Rachel learnt the lesson that we all learn at some point in life when our strength and weapons fail to give us victory - that promotion, elevation, increase, lifting, honour, breakthrough comes from God and God alone. How much did Rachel contribute to the event in verse 22? She had no hand in it: it was all divinely orchestrated. When it is His time, He does it effortlessly. Beloved, the wait to obtaining your promise might have been long overdue per your schedule but rest assured that you are not forgotten. Jesus made it emphatically clear that no detail in your life is missed by God. I believe God does not 'remember' because He forgets at some point. No! For me, this expression only means what He had always planned now comes to the forefront of His agenda - it becomes an obvious expression of His mind for you.
Like Rachel, you will not only testify that God has removed your disgrace. You will also recognize that He is the only one capable of adding any good thing to your life. After she experienced God's goodness at the appointed time, her expectation then rested not in her schemes or plots but in God. From Joseph's name, we see her confidence and expectation for another child was in God alone. May this be your testimony too as you cease from your own works and trust solely in God. Let doctors do what they have been called to do by running their tests and giving their expert opinions and recommendations. But place your trust ultimately in the God who can overturn their reports and show you great mercy. Let Him show you how to release the burdens of efforts and find rest in Him.
The busyness of life often deprives us of the benefit of rest. For many of us, rest has become an option rather than the necessity God designed it to be. From the very beginning, He determined that we start from a place of rest - His Sabbath - because that is where we draw strength to do meaningful work that truly satisfies. Thankfully, we have not been left alone in this struggle for rest. Jesus invites us to come and learn of Him so that we can find rest for our souls (Matthew 11:28-29).
What do we learn from Christ? We learn how to live like sons of God. The position of rest is recognizing that we are sons and daughters before we do what we have been called to do. Most of the world believes they have to do something in order to have something so they can be something. That is not how we were originally designed. In God’s design, we are already something in Him, so we have everything, and then can do anything. We are in a covenant relationship with the Father as sons and daughters. We have an inheritance which includes all we need to fulfill God's pleasure and realize every blessing including children.
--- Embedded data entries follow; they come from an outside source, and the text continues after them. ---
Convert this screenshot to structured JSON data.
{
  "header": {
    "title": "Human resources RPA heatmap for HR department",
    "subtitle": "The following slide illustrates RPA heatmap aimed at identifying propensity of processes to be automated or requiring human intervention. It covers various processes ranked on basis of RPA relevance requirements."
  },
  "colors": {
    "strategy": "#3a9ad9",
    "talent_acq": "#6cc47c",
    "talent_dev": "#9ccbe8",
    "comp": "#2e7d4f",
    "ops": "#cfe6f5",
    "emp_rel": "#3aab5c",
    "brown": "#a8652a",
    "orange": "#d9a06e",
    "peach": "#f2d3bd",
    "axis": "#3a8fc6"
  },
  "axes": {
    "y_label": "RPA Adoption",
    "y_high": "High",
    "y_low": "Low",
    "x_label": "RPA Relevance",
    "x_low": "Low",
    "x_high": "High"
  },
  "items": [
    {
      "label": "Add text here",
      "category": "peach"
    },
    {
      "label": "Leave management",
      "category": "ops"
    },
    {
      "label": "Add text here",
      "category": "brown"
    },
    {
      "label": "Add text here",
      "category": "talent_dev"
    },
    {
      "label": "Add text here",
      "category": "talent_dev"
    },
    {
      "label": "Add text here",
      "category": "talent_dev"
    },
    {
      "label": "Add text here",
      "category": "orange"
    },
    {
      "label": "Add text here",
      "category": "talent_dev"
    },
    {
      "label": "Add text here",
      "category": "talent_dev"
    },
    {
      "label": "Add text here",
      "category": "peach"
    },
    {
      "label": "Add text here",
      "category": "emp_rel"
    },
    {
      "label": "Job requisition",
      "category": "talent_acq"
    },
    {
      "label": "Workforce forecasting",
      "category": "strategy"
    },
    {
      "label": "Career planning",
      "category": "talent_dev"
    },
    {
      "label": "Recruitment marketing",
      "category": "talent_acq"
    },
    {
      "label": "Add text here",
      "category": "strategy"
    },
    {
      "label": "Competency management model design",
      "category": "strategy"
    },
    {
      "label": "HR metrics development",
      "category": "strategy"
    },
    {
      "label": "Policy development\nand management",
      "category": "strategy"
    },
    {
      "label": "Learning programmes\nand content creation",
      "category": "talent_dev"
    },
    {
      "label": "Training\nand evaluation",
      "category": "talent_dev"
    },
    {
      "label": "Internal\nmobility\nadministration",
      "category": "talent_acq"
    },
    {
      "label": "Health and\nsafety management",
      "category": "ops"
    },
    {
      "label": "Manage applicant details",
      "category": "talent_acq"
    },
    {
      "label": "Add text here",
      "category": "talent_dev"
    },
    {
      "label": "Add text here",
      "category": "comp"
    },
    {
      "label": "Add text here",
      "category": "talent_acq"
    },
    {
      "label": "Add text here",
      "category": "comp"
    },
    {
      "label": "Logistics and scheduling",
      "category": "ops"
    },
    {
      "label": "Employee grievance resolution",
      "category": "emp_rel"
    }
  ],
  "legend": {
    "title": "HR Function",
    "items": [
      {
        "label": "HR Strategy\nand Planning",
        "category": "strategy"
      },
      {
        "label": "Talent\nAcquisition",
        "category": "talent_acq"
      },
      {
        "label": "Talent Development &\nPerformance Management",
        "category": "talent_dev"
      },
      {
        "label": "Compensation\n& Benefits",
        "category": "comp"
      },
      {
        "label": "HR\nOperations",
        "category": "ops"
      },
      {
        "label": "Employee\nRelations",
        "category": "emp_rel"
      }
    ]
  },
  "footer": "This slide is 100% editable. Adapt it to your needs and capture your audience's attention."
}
Resting is learning to allow God to fight for you as you focus on His ability and wisdom. In the place of rest, nothing is done with the aim to woo him for a reward. Rather, we place confidence in His love and trust that His goodness and mercy will bring us His very best. And as we enter God's rest and cease from our labours, we begin to experience increase and growth. Like Sarah, Rachel, Hannah, as you cease striving and start resting in the Lord, you will be divinely enabled to receive His gift.